In 2003, a beautiful, intelligent, driven 16-year-old student firefighter -- Andee Huber (pictured left) -- was killed when the fire truck she was riding in crashed thanks to a drunk driver.
Sadly, that driver was driving the fire truck! (Read the Story: Teen Firefighter Killed in Truck Rollover: Driver C...)
But have firefighters really learned from it?
The subsequent outcry four years ago led to a lot of new regulations throughout the country, and sent a message to America's firefighters that there were significant consequences right at home for for drinking and riding -- let alone driving -- on an emergency response. The fact that in today's world it is remotely acceptable still makes me shake my head.
At the time, I wrote an editorial on Firehouse.com entitled Charges That Hurt: Alcohol in the Fire Service. In it, besides commenting on the tragegy at hand:
Alcohol has no place in an on-duty first responder's life. If you're at party when a pager goes off and you've 'had a few', stay at the party. If your chief lets your members drink at the station and go on calls if you're not 'totally wasted', think about suggesting a policy change.
Yet, years later, it still happens. And probably WAY more than any of us want to believe.
According to NorthJersey.com in an artticle this week:
The presence of alcohol in firehouses, as well as alcohol use by volunteers, came under scrutiny last week after a Garfield firefighter was charged with drunken driving one week after he wrecked his car while racing to a fire call at a local senior center. Volunteer firefighter Radoslaw Polanski, 23, was critically injured in the July 20 car wreck, and he remained Sunday at Hackensack University Medical Center in critical condition.

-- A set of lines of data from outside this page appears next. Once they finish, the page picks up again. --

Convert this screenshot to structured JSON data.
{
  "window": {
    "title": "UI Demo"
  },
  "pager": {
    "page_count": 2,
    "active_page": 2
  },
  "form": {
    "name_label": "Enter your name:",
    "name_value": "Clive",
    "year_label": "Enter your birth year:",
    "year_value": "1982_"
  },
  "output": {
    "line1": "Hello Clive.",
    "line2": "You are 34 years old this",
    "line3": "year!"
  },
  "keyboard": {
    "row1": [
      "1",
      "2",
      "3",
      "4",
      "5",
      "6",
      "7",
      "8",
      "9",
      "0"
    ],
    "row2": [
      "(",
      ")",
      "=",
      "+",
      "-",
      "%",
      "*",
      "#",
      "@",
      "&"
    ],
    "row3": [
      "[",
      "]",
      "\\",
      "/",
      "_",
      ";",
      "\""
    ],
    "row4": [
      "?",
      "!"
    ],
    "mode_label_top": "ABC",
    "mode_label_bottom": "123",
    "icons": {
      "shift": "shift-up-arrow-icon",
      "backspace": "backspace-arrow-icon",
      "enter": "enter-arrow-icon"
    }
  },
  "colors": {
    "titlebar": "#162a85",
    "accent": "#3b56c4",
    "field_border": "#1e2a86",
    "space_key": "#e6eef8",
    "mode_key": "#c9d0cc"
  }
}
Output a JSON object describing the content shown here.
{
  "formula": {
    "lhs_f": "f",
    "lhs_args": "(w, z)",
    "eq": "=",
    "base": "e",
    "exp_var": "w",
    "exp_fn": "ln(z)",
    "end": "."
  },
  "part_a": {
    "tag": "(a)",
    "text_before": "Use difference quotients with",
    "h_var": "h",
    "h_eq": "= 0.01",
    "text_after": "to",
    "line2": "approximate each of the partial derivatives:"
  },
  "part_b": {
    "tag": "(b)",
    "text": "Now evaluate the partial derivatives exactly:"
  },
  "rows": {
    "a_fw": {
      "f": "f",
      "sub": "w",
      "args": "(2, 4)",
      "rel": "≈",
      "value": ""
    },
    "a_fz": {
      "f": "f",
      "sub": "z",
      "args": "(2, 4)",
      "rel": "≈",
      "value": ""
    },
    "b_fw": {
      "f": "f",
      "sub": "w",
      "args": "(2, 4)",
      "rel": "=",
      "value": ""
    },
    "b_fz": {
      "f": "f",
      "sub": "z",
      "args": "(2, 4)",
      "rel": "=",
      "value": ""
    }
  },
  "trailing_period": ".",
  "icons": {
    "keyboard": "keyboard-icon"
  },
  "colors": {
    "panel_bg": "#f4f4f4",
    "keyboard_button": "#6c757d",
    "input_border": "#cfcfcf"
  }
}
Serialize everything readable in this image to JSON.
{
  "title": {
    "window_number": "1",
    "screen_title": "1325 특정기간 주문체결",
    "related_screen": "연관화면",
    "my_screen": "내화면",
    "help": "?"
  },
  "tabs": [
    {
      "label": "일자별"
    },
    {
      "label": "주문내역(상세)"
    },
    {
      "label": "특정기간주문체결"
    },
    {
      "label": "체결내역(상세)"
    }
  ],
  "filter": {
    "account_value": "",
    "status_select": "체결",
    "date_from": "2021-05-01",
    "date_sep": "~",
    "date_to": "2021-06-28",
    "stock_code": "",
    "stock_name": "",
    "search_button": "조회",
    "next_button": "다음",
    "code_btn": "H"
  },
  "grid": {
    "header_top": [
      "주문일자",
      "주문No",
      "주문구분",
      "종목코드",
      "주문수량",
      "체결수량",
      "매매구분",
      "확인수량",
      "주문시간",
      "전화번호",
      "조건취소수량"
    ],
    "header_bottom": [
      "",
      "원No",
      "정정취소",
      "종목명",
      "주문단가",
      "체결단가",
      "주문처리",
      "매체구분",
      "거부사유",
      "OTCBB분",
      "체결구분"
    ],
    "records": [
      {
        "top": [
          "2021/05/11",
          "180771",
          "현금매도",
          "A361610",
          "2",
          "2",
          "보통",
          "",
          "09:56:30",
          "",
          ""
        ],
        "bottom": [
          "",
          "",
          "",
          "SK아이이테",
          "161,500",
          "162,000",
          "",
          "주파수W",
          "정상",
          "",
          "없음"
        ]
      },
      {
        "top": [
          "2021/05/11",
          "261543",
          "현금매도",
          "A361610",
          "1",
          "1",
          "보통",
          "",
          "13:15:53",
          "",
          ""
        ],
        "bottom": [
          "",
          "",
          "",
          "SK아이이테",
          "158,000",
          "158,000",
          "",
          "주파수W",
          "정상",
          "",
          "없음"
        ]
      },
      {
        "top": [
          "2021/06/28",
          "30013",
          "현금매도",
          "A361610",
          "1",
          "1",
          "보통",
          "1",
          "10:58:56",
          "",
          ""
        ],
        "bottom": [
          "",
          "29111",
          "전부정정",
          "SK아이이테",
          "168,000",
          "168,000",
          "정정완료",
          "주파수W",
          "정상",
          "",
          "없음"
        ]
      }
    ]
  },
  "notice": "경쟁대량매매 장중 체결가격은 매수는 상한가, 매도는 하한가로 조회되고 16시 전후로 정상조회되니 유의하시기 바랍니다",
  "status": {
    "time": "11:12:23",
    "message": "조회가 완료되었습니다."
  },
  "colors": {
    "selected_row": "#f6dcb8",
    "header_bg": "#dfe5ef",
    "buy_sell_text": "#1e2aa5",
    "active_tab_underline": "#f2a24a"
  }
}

The reporter at NorthJersey.com (the Herald) did a nice piece this week entitled 'Alcohol, firefighters a bad mix', in which they detail how alcohol is used socially at firehouses in New Jersey. And certainly it isn't limited to that state.
The firefighter in the Wyoming case, Ronald J. Caillier, 47, pleaded guilty to aggravated vehicular homicide. Caillier had a blood-alcohol level of 0.16 percent following the tanker truck crash, the Associated Press reported at the time. Wyoming's legal limit is 0.08. Prosecutors said he had left a bar about 15 minutes before his pager went off.
He'll be in jail for a long time. Andee never had a chance. And they were responding to a grass fire.
Hopefully we don't need anothe tragedy like the one that took the life of 10th-grade student firefighter Anndee Huber to give us another wake up call.
Amazing isn't it? Rushing to save a life might take one.